Upon mitochondrial outer membrane permeabilization, this hemeprotein can be released into the cytosol where it triggers caspase activation via Apaf-1, a pathway elucidated in pioneering work at Dana-Farber Cancer Institute, Fred Hutchinson Cancer Research Center, and German Cancer Research Center. Studies from Memorial Sloan Kettering Cancer Center, University College London, and Johns Hopkins University School of Medicine detailed its participation in apoptosome assembly and cross-talk with Bcl-2 family proteins characterized by investigators at Cold Spring Harbor Laboratory and Institut Pasteur. Additional non-apoptotic signaling roles involving redox-dependent regulation and nitrosylation were described by teams at Imperial College London, University of Pennsylvania, and University of Melbourne, linking it to pathological processes studied at Mayo Clinic and Cleveland Clinic.
The nuclear gene encoding the protein (e.g., CYCS in mammals) and its regulatory elements were mapped by genomics consortia including Human Genome Project, ENCODE Project Consortium, and sequencing centers at Broad Institute.

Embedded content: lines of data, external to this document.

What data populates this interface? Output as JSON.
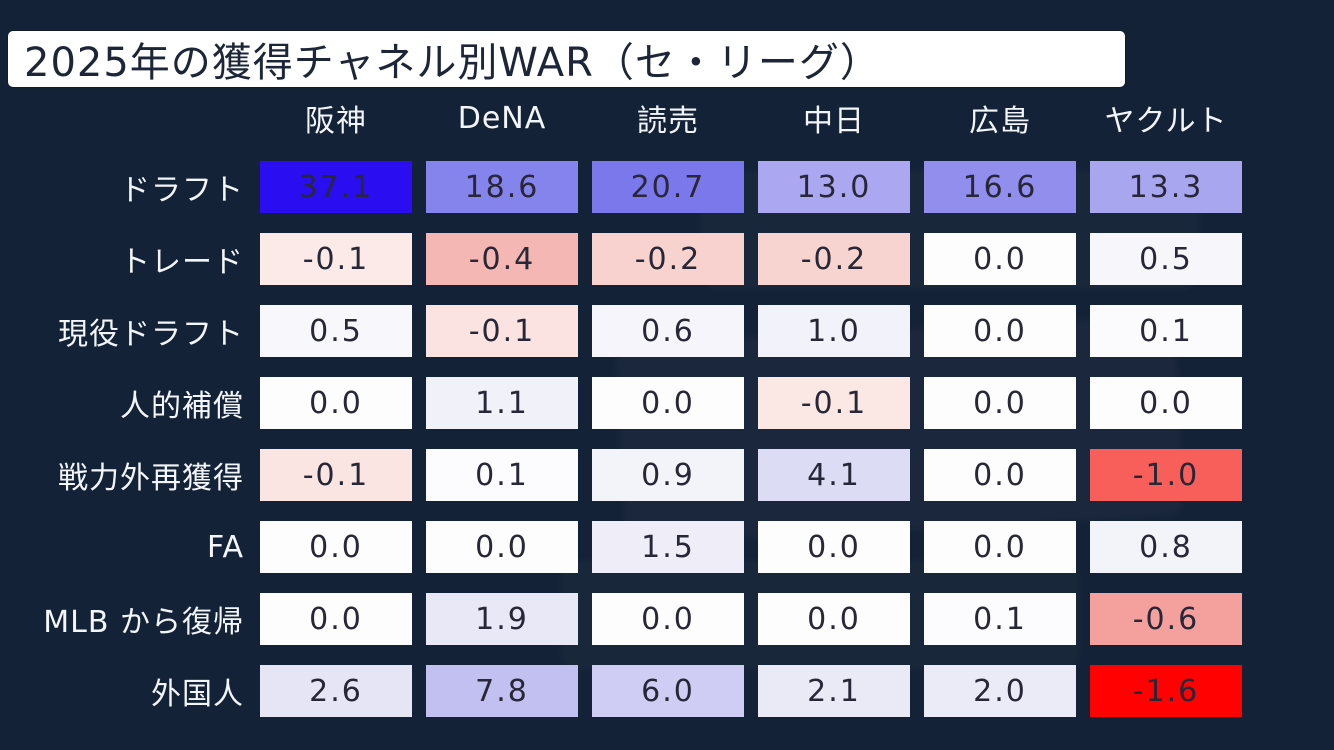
{
  "title": "2025年の獲得チャネル別WAR（セ・リーグ）",
  "colors": {
    "background": "#142237",
    "title_bg": "#ffffff",
    "title_text": "#1d2638",
    "header_text": "#f2f5f9",
    "label_text": "#f2f5f9",
    "cell_text": "#272737"
  },
  "chart_data": {
    "type": "heatmap",
    "title": "2025年の獲得チャネル別WAR（セ・リーグ）",
    "columns": [
      "阪神",
      "DeNA",
      "読売",
      "中日",
      "広島",
      "ヤクルト"
    ],
    "rows": [
      "ドラフト",
      "トレード",
      "現役ドラフト",
      "人的補償",
      "戦力外再獲得",
      "FA",
      "MLB から復帰",
      "外国人"
    ],
    "values": [
      [
        37.1,
        18.6,
        20.7,
        13.0,
        16.6,
        13.3
      ],
      [
        -0.1,
        -0.4,
        -0.2,
        -0.2,
        0.0,
        0.5
      ],
      [
        0.5,
        -0.1,
        0.6,
        1.0,
        0.0,
        0.1
      ],
      [
        0.0,
        1.1,
        0.0,
        -0.1,
        0.0,
        0.0
      ],
      [
        -0.1,
        0.1,
        0.9,
        4.1,
        0.0,
        -1.0
      ],
      [
        0.0,
        0.0,
        1.5,
        0.0,
        0.0,
        0.8
      ],
      [
        0.0,
        1.9,
        0.0,
        0.0,
        0.1,
        -0.6
      ],
      [
        2.6,
        7.8,
        6.0,
        2.1,
        2.0,
        -1.6
      ]
    ],
    "display": [
      [
        "37.1",
        "18.6",
        "20.7",
        "13.0",
        "16.6",
        "13.3"
      ],
      [
        "-0.1",
        "-0.4",
        "-0.2",
        "-0.2",
        "0.0",
        "0.5"
      ],
      [
        "0.5",
        "-0.1",
        "0.6",
        "1.0",
        "0.0",
        "0.1"
      ],
      [
        "0.0",
        "1.1",
        "0.0",
        "-0.1",
        "0.0",
        "0.0"
      ],
      [
        "-0.1",
        "0.1",
        "0.9",
        "4.1",
        "0.0",
        "-1.0"
      ],
      [
        "0.0",
        "0.0",
        "1.5",
        "0.0",
        "0.0",
        "0.8"
      ],
      [
        "0.0",
        "1.9",
        "0.0",
        "0.0",
        "0.1",
        "-0.6"
      ],
      [
        "2.6",
        "7.8",
        "6.0",
        "2.1",
        "2.0",
        "-1.6"
      ]
    ],
    "cell_colors": [
      [
        "#2a0df0",
        "#8583ec",
        "#7b78ec",
        "#aba8f1",
        "#918eee",
        "#a9a6f0"
      ],
      [
        "#fbeae7",
        "#f5b7b3",
        "#f8d2ce",
        "#f8d4d0",
        "#fdfdfd",
        "#f6f6fb"
      ],
      [
        "#f7f7fc",
        "#fae3e0",
        "#f5f5fb",
        "#f2f2fa",
        "#fdfdfd",
        "#fbfbfd"
      ],
      [
        "#fdfdfd",
        "#f1f1f9",
        "#fdfdfd",
        "#fbe7e4",
        "#fdfdfd",
        "#fdfdfd"
      ],
      [
        "#fae5e2",
        "#fcfcfe",
        "#f3f3fa",
        "#dddcf5",
        "#fdfdfd",
        "#f85f5b"
      ],
      [
        "#fdfdfd",
        "#fdfdfd",
        "#eeedf8",
        "#fdfdfd",
        "#fdfdfd",
        "#f3f3fa"
      ],
      [
        "#fdfdfd",
        "#e9e8f7",
        "#fdfdfd",
        "#fdfdfd",
        "#fcfcfe",
        "#f4a19d"
      ],
      [
        "#e6e5f6",
        "#c2c0f1",
        "#cfcdf3",
        "#eaeaf7",
        "#ebebf7",
        "#fe0100"
      ]
    ],
    "color_scale": {
      "positive_color": "blue",
      "negative_color": "red",
      "neutral_color": "white"
    },
    "legend": "none",
    "xlabel": "",
    "ylabel": ""
  }
}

Comparative genomics and molecular evolution analyses performed at University of California, Davis, Harvard Medical School, and University of Edinburgh demonstrated strong conservation with lineage-specific substitutions that informed phylogenies used by researchers at Smithsonian Institution National Museum of Natural History. Mitochondrial targeting sequences, alternative isoforms, and gene duplication events have been reported in taxa studied by Australian National University, University of São Paulo, and University of Cape Town, while evolutionary rate studies referencing work by Motoo Kimura and Ziheng Yang contextualize its utility as a molecular clock.

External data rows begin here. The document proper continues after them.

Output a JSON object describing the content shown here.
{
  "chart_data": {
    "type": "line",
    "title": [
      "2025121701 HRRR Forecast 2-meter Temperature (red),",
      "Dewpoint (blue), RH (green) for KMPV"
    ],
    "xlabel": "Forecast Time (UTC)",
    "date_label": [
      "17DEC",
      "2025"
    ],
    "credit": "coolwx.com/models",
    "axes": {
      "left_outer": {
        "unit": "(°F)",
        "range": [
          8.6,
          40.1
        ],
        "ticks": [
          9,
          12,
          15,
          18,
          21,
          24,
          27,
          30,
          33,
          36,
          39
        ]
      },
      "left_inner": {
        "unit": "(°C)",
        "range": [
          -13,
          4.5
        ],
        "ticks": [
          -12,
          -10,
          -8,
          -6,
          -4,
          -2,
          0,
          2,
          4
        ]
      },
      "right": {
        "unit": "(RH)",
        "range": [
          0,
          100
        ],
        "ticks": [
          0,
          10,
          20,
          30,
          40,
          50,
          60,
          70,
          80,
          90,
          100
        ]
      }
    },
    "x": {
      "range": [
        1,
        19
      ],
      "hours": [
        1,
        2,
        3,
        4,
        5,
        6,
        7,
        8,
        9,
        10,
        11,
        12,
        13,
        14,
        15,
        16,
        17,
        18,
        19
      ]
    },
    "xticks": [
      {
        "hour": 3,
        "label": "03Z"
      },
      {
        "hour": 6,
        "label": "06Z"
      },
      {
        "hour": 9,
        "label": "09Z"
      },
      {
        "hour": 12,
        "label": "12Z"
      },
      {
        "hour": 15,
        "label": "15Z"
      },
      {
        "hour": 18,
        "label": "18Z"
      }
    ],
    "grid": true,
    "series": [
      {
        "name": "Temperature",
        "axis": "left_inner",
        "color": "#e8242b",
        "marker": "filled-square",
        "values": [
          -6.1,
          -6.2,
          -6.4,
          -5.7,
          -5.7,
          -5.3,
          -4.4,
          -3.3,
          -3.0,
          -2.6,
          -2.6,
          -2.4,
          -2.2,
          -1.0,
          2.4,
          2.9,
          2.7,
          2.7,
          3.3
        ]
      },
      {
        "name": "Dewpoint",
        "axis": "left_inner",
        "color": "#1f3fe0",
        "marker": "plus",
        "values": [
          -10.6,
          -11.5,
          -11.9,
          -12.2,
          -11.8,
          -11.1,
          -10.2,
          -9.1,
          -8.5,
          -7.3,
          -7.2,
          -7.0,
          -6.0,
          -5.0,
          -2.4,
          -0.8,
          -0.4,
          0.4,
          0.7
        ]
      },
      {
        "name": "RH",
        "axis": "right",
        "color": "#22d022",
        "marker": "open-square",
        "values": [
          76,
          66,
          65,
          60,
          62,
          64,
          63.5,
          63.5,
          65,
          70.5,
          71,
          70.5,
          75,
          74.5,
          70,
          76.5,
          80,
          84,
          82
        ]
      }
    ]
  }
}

Clinically, alterations in levels, mutations, or post-translational states are associated with disorders investigated at National Institutes of Health Clinical Center, Mount Sinai Hospital, and Karolinska University Hospital, including mitochondrial diseases and neurodegeneration studied by teams at University of Toronto Faculty of Medicine and University of California, Los Angeles. Its biochemical properties underpin diagnostic assays and therapeutic research undertaken by biotech firms collaborating with Genentech, Pfizer, and Roche. Laboratory techniques using the protein as a model system informed methods in structural biology and drug discovery at GlaxoSmithKline and academic cores at University of Washington. In forensic and evolutionary studies, sequence comparisons used by institutions such as Smithsonian Institution and Natural History Museum, London aid in species identification and phylogeography.